Case Details
Hong Kong Business Intermediary: The Dynamic of Innovative Entrepreneurship
Hong Kong Business Intermediary ("HKBI") was Hong Kong's first business brokerage company that specialised in small business sales. Leading the company was Edwin Lee, a young entrepreneur who took his every chance to drive the company to new levels of success. In November 2001, after realising that there were no business brokerage firms in Hong Kong, Lee set up HKBI and started to offer 'matchmaking' services for prospective business sellers and buyers. As the company diversified into too many additional services without proper planning, the rising operation cost turned into a cash flow disaster for HKBI in 2005. Lee then restructured his business model into a more systematic and integrated way and successfully turned his company around, earning himself the award of Hong Kong's Innovative Entrepreneur of the Year 2007. HKBI's business model and efforts in promoting entrepreneurship had also received recognition worldwide.

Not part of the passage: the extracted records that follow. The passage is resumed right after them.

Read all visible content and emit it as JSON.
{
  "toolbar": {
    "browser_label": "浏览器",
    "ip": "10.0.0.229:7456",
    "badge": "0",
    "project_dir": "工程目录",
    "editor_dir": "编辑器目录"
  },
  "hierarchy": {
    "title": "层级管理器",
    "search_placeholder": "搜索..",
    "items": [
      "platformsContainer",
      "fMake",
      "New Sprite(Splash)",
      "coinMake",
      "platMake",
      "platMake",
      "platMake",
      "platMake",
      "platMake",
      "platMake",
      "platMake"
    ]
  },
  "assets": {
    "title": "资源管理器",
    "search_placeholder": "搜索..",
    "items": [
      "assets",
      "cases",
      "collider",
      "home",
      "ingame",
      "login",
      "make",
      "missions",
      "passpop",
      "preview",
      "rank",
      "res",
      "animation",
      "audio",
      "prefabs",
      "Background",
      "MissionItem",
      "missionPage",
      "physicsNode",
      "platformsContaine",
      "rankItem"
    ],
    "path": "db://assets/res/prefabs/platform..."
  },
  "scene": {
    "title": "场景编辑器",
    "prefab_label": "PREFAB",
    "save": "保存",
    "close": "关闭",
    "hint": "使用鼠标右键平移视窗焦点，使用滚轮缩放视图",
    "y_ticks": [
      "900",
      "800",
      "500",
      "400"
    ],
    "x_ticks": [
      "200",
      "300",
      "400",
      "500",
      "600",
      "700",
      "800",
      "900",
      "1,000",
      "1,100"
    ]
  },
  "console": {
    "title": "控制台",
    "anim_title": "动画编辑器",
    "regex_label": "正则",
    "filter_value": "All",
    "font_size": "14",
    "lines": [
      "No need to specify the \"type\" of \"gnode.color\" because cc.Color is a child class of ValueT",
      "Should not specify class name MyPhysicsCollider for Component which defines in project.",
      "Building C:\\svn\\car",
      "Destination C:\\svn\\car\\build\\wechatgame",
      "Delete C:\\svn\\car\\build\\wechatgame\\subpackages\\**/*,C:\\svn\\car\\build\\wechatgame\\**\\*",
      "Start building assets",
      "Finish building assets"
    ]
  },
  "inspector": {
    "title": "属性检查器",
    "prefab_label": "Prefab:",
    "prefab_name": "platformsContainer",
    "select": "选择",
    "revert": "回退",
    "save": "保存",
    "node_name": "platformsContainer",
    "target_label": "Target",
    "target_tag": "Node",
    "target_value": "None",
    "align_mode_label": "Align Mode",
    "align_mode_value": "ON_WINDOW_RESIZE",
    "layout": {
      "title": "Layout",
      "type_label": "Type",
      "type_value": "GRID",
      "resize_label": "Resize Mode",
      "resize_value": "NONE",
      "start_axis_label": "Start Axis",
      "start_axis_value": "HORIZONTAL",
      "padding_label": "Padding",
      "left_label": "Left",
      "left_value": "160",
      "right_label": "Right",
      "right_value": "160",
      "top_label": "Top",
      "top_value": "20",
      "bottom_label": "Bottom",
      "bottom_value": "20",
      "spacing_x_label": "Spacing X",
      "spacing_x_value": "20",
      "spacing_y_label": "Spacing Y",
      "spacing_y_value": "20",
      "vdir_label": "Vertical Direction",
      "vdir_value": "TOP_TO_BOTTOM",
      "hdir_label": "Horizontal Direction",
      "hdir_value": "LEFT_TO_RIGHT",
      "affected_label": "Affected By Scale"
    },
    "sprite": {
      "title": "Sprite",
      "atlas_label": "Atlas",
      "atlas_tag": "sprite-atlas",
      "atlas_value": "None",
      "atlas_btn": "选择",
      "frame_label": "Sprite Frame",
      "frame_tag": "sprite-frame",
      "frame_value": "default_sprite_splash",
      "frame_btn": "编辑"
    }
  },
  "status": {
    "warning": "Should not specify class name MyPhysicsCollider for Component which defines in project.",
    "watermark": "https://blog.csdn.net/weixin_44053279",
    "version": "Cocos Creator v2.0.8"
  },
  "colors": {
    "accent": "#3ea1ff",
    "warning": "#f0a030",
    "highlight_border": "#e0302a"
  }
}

Meanwhile, local rivals began to tap into the under-developed sector in Hong Kong, and many of them were former HKBI employees. Lee knew when a blue ocean began to turn red, he needed to continue to reinvent his business to safeguard HKBI's market leader position. He envisioned HKBI to become a small business property developer in the future. How did Lee distinguish HKBI from others by associating the business brokerage operation with the finance, private equity and property markets in an innovative way? How did take it as his employees striking out on their own and becoming his competitors while one the objectives of HKBI was to promote entrepreneurship?